ホームページを読まれる立場


ぶらぶらと日記とかひとりごととか伝言板とかを読み連ねてて、ふと 「ホームページのROM(Read Only Member)は果たして?」と いう話題にぶち当たりました。

 ROM。懐かしいなぁ。俺の場合DOM(Download only Member) だったけど。もっと悪質じゃん>俺。

 そんな昔(そうなの?)の話したいんじゃなくってと。元に戻る。

 ROMてのはパソコン通信時代から使われていた言葉で、 会議室を読むだけ読んで自分は書き込まない人のことを嘲って いってたスラングです。で、ROMってのはホームページに おいてもやはりマイナスの意味をなすのか?って話題でした。

 てな訳で今回のネタにさせて頂きました。今回はパソコン通信で言う ROMは切り離して、純粋なホームページのROM、つまり ただホームページを読むだけの人って事で話をつなげていきます。

 まず先に個人的な考えですが、ホームページというものは 作ってインターネット上にアップした時点で、作者の手を離れてしまうもん だと思ってます。本やCD、その他もろもろ様々な表現物と一緒で。

つまりホームページの場合、ROMだろうがなんだろうが、作者側 にそれをとやかく言う権利なんか無い、ってのが私の基本的姿勢です。

 たとえ作った後で絶賛されようが、撲殺されようが文句言えない んですね。
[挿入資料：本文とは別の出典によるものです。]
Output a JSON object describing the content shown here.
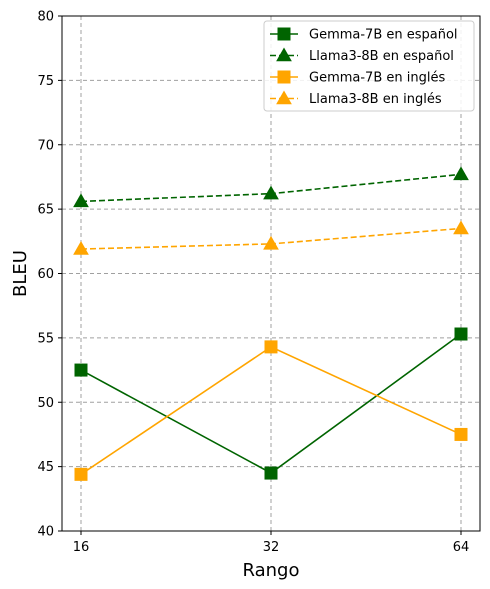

無視されるのも一緒。レスポンスがなかろうがそれは あくまで読んだ側の判断であって、作る側にはなすすべも無い んです。わめきちらそうが強要しようが、読む側が無視する 事ができる以上、どうにもならないんです。レスポンスを返す 返さないは結局は読み手の判断であり、作者は唇かみしめて 評価を受け入れるしか無いんです。バカみたいな本作っちゃって 各所でボロクソ言われても反論できないのと一緒。

 で、これだけだと納得できない方も多いでしょうから、トドメさしておきます。

もっと重要なこと。読み手の持つ感想は、作者の意図とは 全く無関係に存在する、ってこと。

いくら作者が「このページは 作品を作る目的で作ったんじゃない」って言っても「コミュニケーション を目的に」とかいっても、それを判断するのは読み手ですから。 自分が作品じゃないつもりでも他人にとってはれっきとした作品なんです。 読み手にとって重要なのは「このページは面白いか」「このページは役に 立つか」「このページは読む価値があるのか」これだけです。

シビアですよこれは。本人が「さぁ皆さん、ウチのホームページで 活発にコミュニケーションをしましょう!」って両手おっぴろげて 叫んだ所で、読み手がその通りに反応する、とは限らないんだから。 だからみんなが見に来てくれて書き込んでくれてなんぼのはずのホムペ で閑古鳥が鳴いたり、コミュニケーション一切無視したページが 意図に反して活発に動いてしまったり。作者の目論見をあざ笑うかのように 読み手の「意識しない意志」でホームページの存在意義なんてものは どうにでも変わってしまいます。怖いですね、やっぱ。作る側が 「このページはこうしよう」って目的を持とうとすればするほど、 読み手側とのズレに辟易してるみたいです。

 ホームページ、個人だろうが企業だろうが関係なく、どうも全般的に 「モノを作る」意識に欠けているような 気がします。他人とのレスポンスにかかる距離(特に時間的な距離)が 極端に短いこと、本やCDと 違って1分単位での書き直しができること、てのが大きいと思うんですどね。

 本当は他人に公開して楽しんでもらうモノなのに、自分の専有物に しちゃってるような。いつまでの自分の手の中に、なんて感覚で他人においしい評価 もらおうなんて甘いです。モノの評価は他人にしてもらうという事に、 はやく気が付かなくちゃ。でなきゃいつまでたっても公開自慰ショーの域を 出ませんって。

 もっとも始めから自慰が目的だったら構いやしませんけどね。 俺のページみたいに(笑)。ってそれで落としたつもりか藤原。